Sunday 2 December 2012

The Electrics

This weekend I took care of the 12V electrics. The leisure battery had been connected to the items (water pump, light, 12V socket) directly without any fuse. The only fuse (15A) was in the line from the car battery to the leisure battery. Furthermore, the TEC3M relay had been completely incorrect wired, resulting in both batteries constantly being connected. I wanted to fix that all.

First I wanted to use one single thick wire from the car battery to the relay in the back of the car. However, I did not find a way of getting this cable through the fire wall between the engine and the passenger compartment. It appeared very difficult, and I would have to remove all kinds of paneling on the dashboard. I did not want to do this, so reluctantly I left that part of the previous cable wiring intact. I only rewired the line in the motor compartment, where for reason of supporting a higher current two parallel wires had been used. However, these were again merged into one single cable, with the same thickness. So completely pointless. Also, the cable was attached to the +12V terminal of the car battery just with a small temporary clamp. I did remove this and used a proper permanent connector, to ensure a good contact.

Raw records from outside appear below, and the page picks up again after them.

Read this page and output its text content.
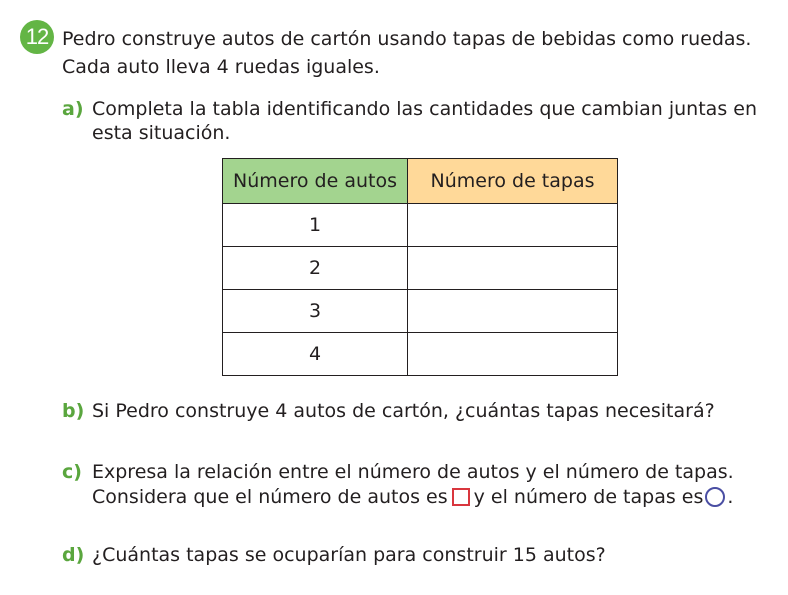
12 Pedro construye autos de cartón usando tapas de bebidas como ruedas.
Cada auto lleva 4 ruedas iguales.
a) Completa la tabla identificando las cantidades que cambian juntas en
esta situación.
Número de autos	Número de tapas
1	
2	
3	
4	
b) Si Pedro construye 4 autos de cartón, ¿cuántas tapas necesitará?
c) Expresa la relación entre el número de autos y el número de tapas.
Considera que el número de autos es y el número de tapas es .
d) ¿Cuántas tapas se ocuparían para construir 15 autos?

I did leave the remaining cabling from the car engine compartment to the rear intact, although the cable for the +12V had been black, when it should have been red.

In the rear, I removed the very heavy leisure battery from the compartment under the wardrobe and placed it in the new battery box. Connected thick cables to both terminals. There was another small issue: the external 240V input lead did have an earth connection, and that was attached to the vehicle body with a screw. I thought I would use this also as the point to connect the leisure battery mass -12V. But then I did notice that this screw was not connected at all to the vehicle metal body, but just to the plastic. Which means, it did not at all fulfill its protective role of the 240V circuit! I really would like to have a word with that person who did the wiring of all these electrics! I found a better location and grounded there the mass and the earth conductor.

Then I affixed the newly purchased 50A switchable fuse as the first item in the +12V leisure line. This will serve as the main switch to disconnect any of the electricity consumers from the batteries.

Then came a more difficult problem: cutting holes into the wardrobe wood boards for mounting switch panels. I have an electric saw, but it is very unwieldy in that very small space. So first I drilled a few holes, then I used these holes as starting points to cut further the opening, until that switch panel fit.


This panel is a series of 8 independently fused circuits, from 4A to 10A. I connected these after the main 50A fuse. Then I made the first connection by activating the available 12V socket. Works great. I chose to use for this socket the strongest fuse with 10A, to be flexible for strong external electricity consumers. Furthermore, I connected a 300W voltage converter with 240V output. Due to the potentially large currents, I connected this directly after the 50A fuse. It is not switched on by the wall panel, but by its own switch in the back.

Then I was ready to correct the wiring of the TEC3M. But then I did mistake an adjustment screw for an actual fixation screw, which I thought would be used to fix the relay onto that board. However, this was just a small potentiometer to set the voltage point when the relay should kick in. And by turning it I ruined it... and the TEC3M did now switch on always. Would be no difference to how it had been before, except that the relay now was on and could potentially empty the car battery. So I ordered another relay, this time a Durite 140A switch relay which would do the same purpose.